На третий вечер он взял ключи от машины и поехал в больницу. Это на востоке уже наступила ранняя весна, здесь же темный воздух, казалось, сверкал от мороза, а по утрам трава покрывалась тонкой хрустальной кожицей.
Когда он уходил, на крыльцо вышел отец.
– Он уже спит, – сказал он.
– Я просто хочу к нему съездить, – сказал Виллем.
Отец взглянул на него.
– Виллем, – сказал он, – он не поймет, приезжал ты или нет.
Он почувствовал, как кровь прилила к лицу.
– Я знаю, что вам на него насрать, – прошипел он, – но мне – нет.
Он первый раз в жизни выругался при отце и на мгновение застыл, с ужасом и отчасти с восторгом ожидая, вдруг отец ему ответит, вдруг у них выйдет спор.
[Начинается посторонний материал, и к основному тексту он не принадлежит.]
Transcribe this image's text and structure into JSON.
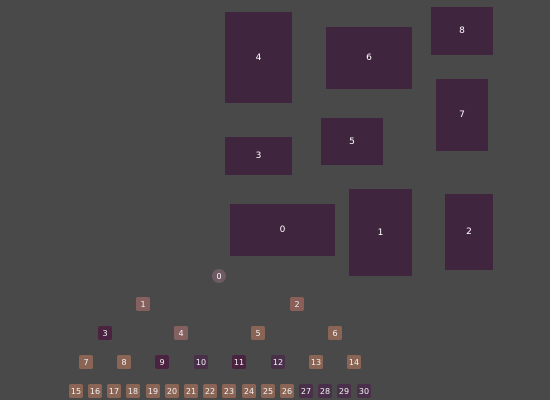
{
  "colors": {
    "background": "#494949",
    "rect_fill": "#40253e",
    "text": "#ffffff"
  },
  "rectangles": [
    {
      "label": "0"
    },
    {
      "label": "1"
    },
    {
      "label": "2"
    },
    {
      "label": "3"
    },
    {
      "label": "4"
    },
    {
      "label": "5"
    },
    {
      "label": "6"
    },
    {
      "label": "7"
    },
    {
      "label": "8"
    }
  ],
  "tree_nodes": [
    {
      "label": "0",
      "color": "#6e5a62"
    },
    {
      "label": "1",
      "color": "#84605f"
    },
    {
      "label": "2",
      "color": "#8a5f5a"
    },
    {
      "label": "3",
      "color": "#4a2340"
    },
    {
      "label": "4",
      "color": "#84605f"
    },
    {
      "label": "5",
      "color": "#8a6555"
    },
    {
      "label": "6",
      "color": "#8a6555"
    },
    {
      "label": "7",
      "color": "#8a6555"
    },
    {
      "label": "8",
      "color": "#8a6555"
    },
    {
      "label": "9",
      "color": "#4a2340"
    },
    {
      "label": "10",
      "color": "#4a2f4a"
    },
    {
      "label": "11",
      "color": "#4a2340"
    },
    {
      "label": "12",
      "color": "#4a2f4a"
    },
    {
      "label": "13",
      "color": "#8a6555"
    },
    {
      "label": "14",
      "color": "#8a6555"
    },
    {
      "label": "15",
      "color": "#8a6555"
    },
    {
      "label": "16",
      "color": "#8a6555"
    },
    {
      "label": "17",
      "color": "#8a6555"
    },
    {
      "label": "18",
      "color": "#8a6555"
    },
    {
      "label": "19",
      "color": "#8a6555"
    },
    {
      "label": "20",
      "color": "#8a6555"
    },
    {
      "label": "21",
      "color": "#8a6555"
    },
    {
      "label": "22",
      "color": "#8a6555"
    },
    {
      "label": "23",
      "color": "#8a6555"
    },
    {
      "label": "24",
      "color": "#8a6555"
    },
    {
      "label": "25",
      "color": "#8a6555"
    },
    {
      "label": "26",
      "color": "#8a6555"
    },
    {
      "label": "27",
      "color": "#4a2f4a"
    },
    {
      "label": "28",
      "color": "#4a2f4a"
    },
    {
      "label": "29",
      "color": "#4a2f4a"
    },
    {
      "label": "30",
      "color": "#4a2f4a"
    }
  ]
}
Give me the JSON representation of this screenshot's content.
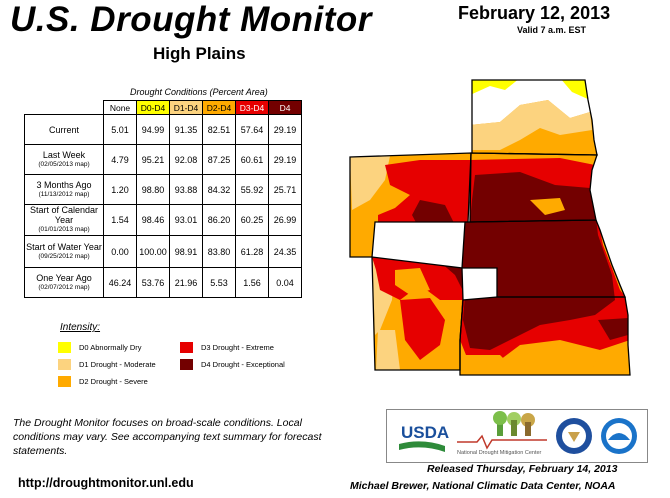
{
  "header": {
    "title": "U.S. Drought Monitor",
    "region": "High Plains",
    "date": "February 12, 2013",
    "valid": "Valid 7 a.m. EST"
  },
  "table": {
    "caption": "Drought Conditions (Percent Area)",
    "columns": [
      "None",
      "D0-D4",
      "D1-D4",
      "D2-D4",
      "D3-D4",
      "D4"
    ],
    "column_colors": [
      "#ffffff",
      "#ffff00",
      "#fcd37f",
      "#ffaa00",
      "#e60000",
      "#730000"
    ],
    "rows": [
      {
        "label": "Current",
        "sub": "",
        "values": [
          "5.01",
          "94.99",
          "91.35",
          "82.51",
          "57.64",
          "29.19"
        ]
      },
      {
        "label": "Last Week",
        "sub": "(02/05/2013 map)",
        "values": [
          "4.79",
          "95.21",
          "92.08",
          "87.25",
          "60.61",
          "29.19"
        ]
      },
      {
        "label": "3 Months Ago",
        "sub": "(11/13/2012 map)",
        "values": [
          "1.20",
          "98.80",
          "93.88",
          "84.32",
          "55.92",
          "25.71"
        ]
      },
      {
        "label": "Start of Calendar Year",
        "sub": "(01/01/2013 map)",
        "values": [
          "1.54",
          "98.46",
          "93.01",
          "86.20",
          "60.25",
          "26.99"
        ]
      },
      {
        "label": "Start of Water Year",
        "sub": "(09/25/2012 map)",
        "values": [
          "0.00",
          "100.00",
          "98.91",
          "83.80",
          "61.28",
          "24.35"
        ]
      },
      {
        "label": "One Year Ago",
        "sub": "(02/07/2012 map)",
        "values": [
          "46.24",
          "53.76",
          "21.96",
          "5.53",
          "1.56",
          "0.04"
        ]
      }
    ]
  },
  "legend": {
    "title": "Intensity:",
    "items": [
      {
        "label": "D0 Abnormally Dry",
        "color": "#ffff00"
      },
      {
        "label": "D1 Drought - Moderate",
        "color": "#fcd37f"
      },
      {
        "label": "D2 Drought - Severe",
        "color": "#ffaa00"
      },
      {
        "label": "D3 Drought - Extreme",
        "color": "#e60000"
      },
      {
        "label": "D4 Drought - Exceptional",
        "color": "#730000"
      }
    ]
  },
  "footer": {
    "note": "The Drought Monitor focuses on broad-scale conditions. Local conditions may vary. See accompanying text summary for forecast statements.",
    "url": "http://droughtmonitor.unl.edu",
    "released": "Released Thursday, February 14, 2013",
    "author": "Michael Brewer, National Climatic Data Center, NOAA"
  },
  "logos": {
    "usda": "USDA",
    "ndmc": "National Drought Mitigation Center"
  }
}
Но отец только отхлебнул кофе, развернулся и ушел в дом, тихонько прихлопнув за собой дверь-сетку.
И все оставшееся время они вели себя точно так, как и прежде, – все поочередно дежурили у Хемминга в больнице, а вернувшись оттуда, Виллем помогал матери с бухгалтерией или отцу на конюшнях, где тот следил за переподковкой лошадей. По вечерам он возвращался в больницу и готовился к экзаменам. Он читал Хеммингу вслух «Декамерон», а Хемминг лежал, уставившись в потолок и моргая. Он продирался сквозь задания по матанализу, но решал их с тоскливой уверенностью, что все делает неправильно. Они привыкли, что математику за всех троих делал Джуд, который щелкал задачки так быстро, будто брал арпеджио. Когда они учились на первом курсе, Виллем искренне хотел сам во всем разобраться, и Джуд на протяжении нескольких вечеров старательно ему все растолковывал, но он так и не сумел ничего понять.
– Мне этого никогда не понять, я слишком тупой, – сказал он однажды после занятия, которое показалось ему многочасовым, – под конец Виллему хотелось только одного: выскочить на улицу и долго-долго бежать, так его трясло от раздражения и досады.
Джуд опустил глаза.
– Ты не тупой, – тихо сказал он. – Просто я не очень хорошо объясняю.
Джуд ходил на семинары по высшей математике, куда попасть можно было только по приглашению, – остальные даже и не пытались понять, чем именно он там занимался.
Теперь же удивительным казалось только то, что он вообще удивился, когда три месяца спустя ему позвонила мать и сообщила, что Хемминг в реанимации, его подключили к аппарату искусственного дыхания. Был конец мая, экзаменационная сессия в разгаре. «Не приезжай, – сказала она ему, приказала даже. – Не надо, Виллем». С родителями он говорил по-шведски, и только через много лет, когда шведский режиссер, у которого Виллем снимался, отметил, каким безжизненным голосом он говорит на этом языке, Виллем понял, что, сам того не замечая, в разговоре с родителями подлаживался под их тон и начинал говорить как они, сухо и безучастно.